Marina Lassen no tiembla, pero sus movimientos son rígidos. Revuelve el café lentamente y con paciencia se lleva la taza a la boca. Son las 16 en el bar de la librería y editorial Notanpuan, en pleno centro de San Isidro. El mismo lugar que le permitió publicar su primer libro El cuerpo no calla, un relato lleno de observaciones de una enfermedad que llevó a Marina a la escritura a los 36 años, un año después de haber sido diagnosticada con Mal de Parkinson.
En aquellos tiempos, llevaba una vida común. Vivía en Olivos con su familia, trabajaba como arquitecta junto con su marido, Santiago; y soñaba con tener una familia numerosa. A pocos días del nacimiento de su segundo hijo, Juan, comenzó a notar un ralentizamiento de su brazo izquierdo y que arrastraba los pies al caminar. A partir de estos síntomas y varios estudios, la diagnosticaron. Según fuentes oficiales, solamente el 10% de los pacientes que son diagnosticados con esta enfermedad se encuentra por debajo de los 50 años.

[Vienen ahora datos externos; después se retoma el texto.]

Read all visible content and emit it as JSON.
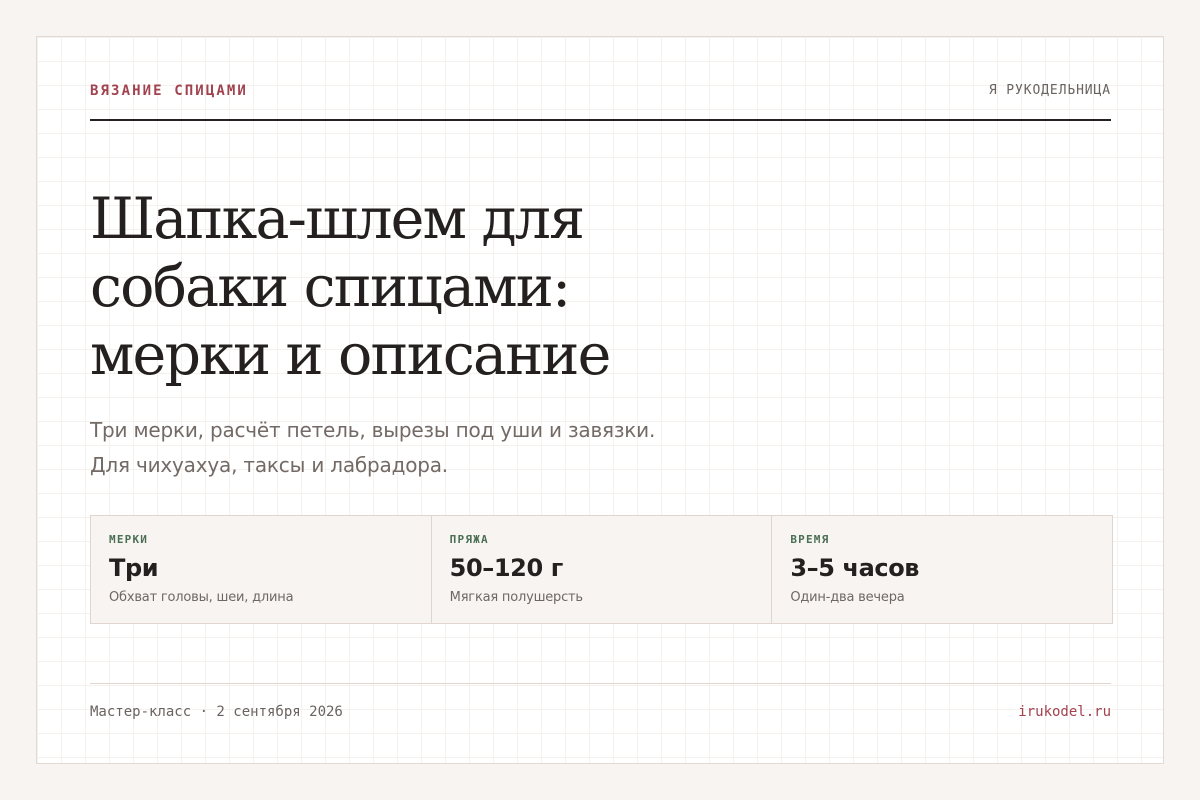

En ese momento, Marina comenzó a sentir su cuerpo con Parkinson como un país que no era el suyo: con sus propios habitantes y un idioma diferente, donde tendría que, poco a poco, aprender a vivir. "Lo peor siempre es al principio, el balde de agua", recuerda. Después, hace silencio para tomar un medicamento, una de ocho pastillas que consume diariamente.
Sobre la mesa hay un libro -Stoner, de John Edward Williams-, una libreta y su teléfono. A sus 51 años, está casada y tiene dos hijos; es delgada y alta, de pelo crespo rubio y ojos claros. Su rigidez corporal no se percibe en su sonrisa que se esboza reiteradas veces ancha durante la conversación. Habla pausado y el volumen de su voz es casi un susurro. Durante la charla, no hay gestos de enojo o resentimiento, sino mas bien de aceptación y de calma.

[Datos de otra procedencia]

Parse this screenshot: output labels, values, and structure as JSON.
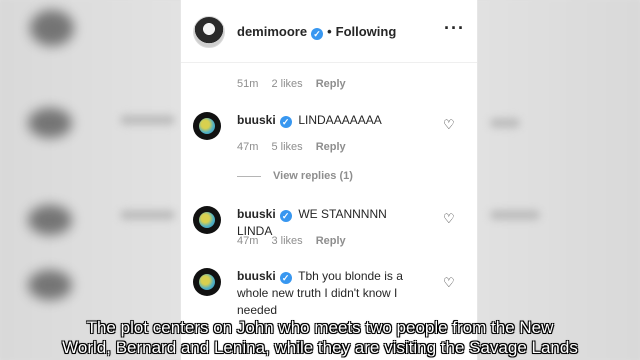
{
  "header": {
    "username": "demimoore",
    "verified": true,
    "separator": "•",
    "follow_status": "Following",
    "more_icon": "more-icon"
  },
  "top_meta": {
    "time": "51m",
    "likes": "2 likes",
    "reply": "Reply"
  },
  "comments": [
    {
      "username": "buuski",
      "text": "LINDAAAAAAA",
      "time": "47m",
      "likes": "5 likes",
      "reply": "Reply",
      "view_replies": "View replies (1)"
    },
    {
      "username": "buuski",
      "text": "WE STANNNNN LINDA",
      "time": "47m",
      "likes": "3 likes",
      "reply": "Reply"
    },
    {
      "username": "buuski",
      "text": "Tbh you blonde is a whole new truth I didn't know I needed"
    }
  ],
  "subtitle": {
    "line1": "The plot centers on John who meets two people from the New",
    "line2": "World, Bernard and Lenina, while they are visiting the Savage Lands"
  },
  "colors": {
    "accent": "#3897f0",
    "text": "#262626",
    "muted": "#8e8e8e"
  }
}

En El cuerpo no calla, realiza un paralelo entre su adaptación a su cuerpo enfermo y la de sus abuelos extranjeros, que viajaron de Rusia a la Argentina. "Mientras escribía, todo para mí tenía relación con el exilio". Se sentía desterrada, viviendo en el extranjero, y encontraba que sus sentimientos se asimilaban a aquellos que habría sentido su abuela Esperanza al momento de partir de su país natal.
Antes de volcar su historia al papel, Marina se había obsesionado con Rusia y con la historia de Esperanza. Y hasta llegó a visitar Moscú y San Petersburgo. Ella dice que buscaba respuestas a todo lo que le tocaba vivir y, en ese tiempo, se sintió muy identificada con la figura de su abuela materna y los recuerdos que tenía de ella.

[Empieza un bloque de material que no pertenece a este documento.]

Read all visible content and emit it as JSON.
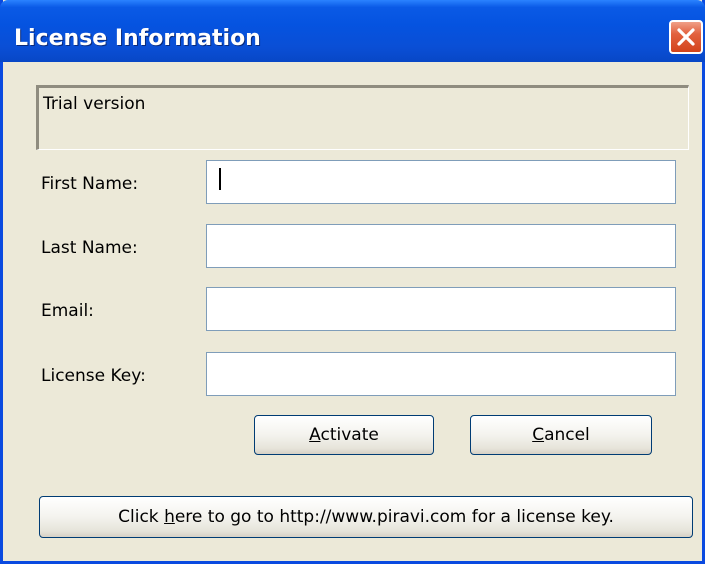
{
  "window": {
    "title": "License Information"
  },
  "status": {
    "text": "Trial version"
  },
  "form": {
    "first_name_label": "First Name:",
    "last_name_label": "Last Name:",
    "email_label": "Email:",
    "license_key_label": "License Key:",
    "first_name_value": "",
    "last_name_value": "",
    "email_value": "",
    "license_key_value": ""
  },
  "buttons": {
    "activate": {
      "accel": "A",
      "rest": "ctivate"
    },
    "cancel": {
      "accel": "C",
      "rest": "ancel"
    },
    "license_link": {
      "before": "Click ",
      "accel": "h",
      "after": "ere to go to http://www.piravi.com for a license key."
    }
  },
  "icons": {
    "close": "close-icon"
  },
  "colors": {
    "titlebar": "#0553e0",
    "close_button": "#d3431b",
    "background": "#ece9d8"
  }
}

En el proceso de aceptación de su enfermedad también atravesó un período de adicción a la computadora. "Lo que no quería era estar conectada conmigo. Se me cortaba internet y era una desgracia", recuerda. Visitaba un foro de Parkinson en español donde se encontraba con otras personas enfermas, con las que se sentía comprendida, pero pasaba mucho tiempo delante del monitor descuidando sus vínculos cercanos.
Ese encierro y su lucha interna por aceptar su enfermedad cambiaron cuando comenzó a escribir. "Este libro significa mucho para mí porque fue como un puente, me abrió y me sacó del aislamiento en el que estaba". Lo dirigía a sus seres queridos, a los que no les podía expresar lo que sentía.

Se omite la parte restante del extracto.